In our portfolio companies, I begin by helping leaders identify the “one thing” compromising their team’s effectiveness. From there, our exploration turns to creating the conditions for the “one thing” to occur. When leaders narrow their focus to key behaviors, they unlock the most rapid improvements in results.
Below you will find examples for the upcoming quarter. The clarity these leaders achieved will support meaningfully improved performances. These measures are also tracked in the weekly team meetings to create accountability for week-to-week improvements.
Sales Example
This example is best read from the bottom-up. Notice how the elements focus on growing the number of conversations with potential new relationships. Identifying and then growing this outbound behavior represent the choice to escape “playing it safe” busywork (i.e., anything activity that is not a business-building conversation).
- Daily prospecting lists enable sellers to move prospecting calls without delay between calls.
- Appointments secured and successful discovery calls result in samples and requests for proposals.
- Some proposals convert to new relationships, which drives the lag measure of bookings growth.

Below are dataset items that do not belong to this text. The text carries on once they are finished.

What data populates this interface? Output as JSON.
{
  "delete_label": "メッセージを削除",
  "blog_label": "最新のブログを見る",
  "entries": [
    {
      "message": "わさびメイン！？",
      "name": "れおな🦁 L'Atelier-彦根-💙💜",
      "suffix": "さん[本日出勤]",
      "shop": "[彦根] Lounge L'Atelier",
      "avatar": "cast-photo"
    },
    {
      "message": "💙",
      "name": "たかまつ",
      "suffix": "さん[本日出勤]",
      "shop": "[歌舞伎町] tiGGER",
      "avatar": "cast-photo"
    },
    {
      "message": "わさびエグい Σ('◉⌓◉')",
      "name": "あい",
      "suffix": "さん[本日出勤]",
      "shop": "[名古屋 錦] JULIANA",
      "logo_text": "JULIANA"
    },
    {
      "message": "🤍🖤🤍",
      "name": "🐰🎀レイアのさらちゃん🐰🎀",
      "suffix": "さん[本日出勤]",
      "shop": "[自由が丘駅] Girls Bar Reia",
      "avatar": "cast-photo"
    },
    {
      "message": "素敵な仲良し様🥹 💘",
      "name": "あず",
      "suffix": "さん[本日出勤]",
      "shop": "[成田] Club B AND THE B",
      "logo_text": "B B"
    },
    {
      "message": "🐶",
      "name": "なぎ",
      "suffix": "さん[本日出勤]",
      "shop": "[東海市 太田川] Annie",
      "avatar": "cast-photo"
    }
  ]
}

Lag Measure | Bookings Growth |
Lead Measure | New samples/proposal generated (function of the quality of their conversations) |
Lead Measure | Appointments secured from prospecting calls (function of skill cultivating curiosity) |
Lead Measure | 50 prospect calls/seller/week (time spent actively creating opportunities and possibilities) |
Lead Measure | 1 hour weekly preparing Monday through Friday prospect call lists |
Production Floor Example
In this manufacturing environment, the quantity of “Lines Run” is the key to growing Production Revenue. This team needs to improve their planning and coordination from scheduling to pre-stage/staging of components to changeovers completed by assigned deadlines, etc. Once a work order begins production, making high-quality decisions when things go wrong and having a sense of urgency to get back to targeted production levels becomes the priority. Consistent Top of Hour inspection drives better plans for winning each hour of the shift.
Lag Measure | Production Revenue Growth |
Lead Measure | Daily Lines Run (requires improved planning and cross-team coordination) |
Lead Measure | Efficiency (a function of quality decisions within shifts, including escalation discipline and urgency to resolve issues) |
Lead Measure | Top of Hour Inspections (hourly PDSA + tasking performers) |
With this clarity, the leaders can now separate what matters from the ever-present distractions and firefighting that threaten to compromise their time, energy, and attention.
If you are working hard but not seeing performance improvements from your team every week, it could be that you are investing your attention in the wrong things. When you maximize time unlocking improvements in your lead measures, your scorecard elements will improve.
As a leader, you are either letting lead measures dominate your focus or you are not.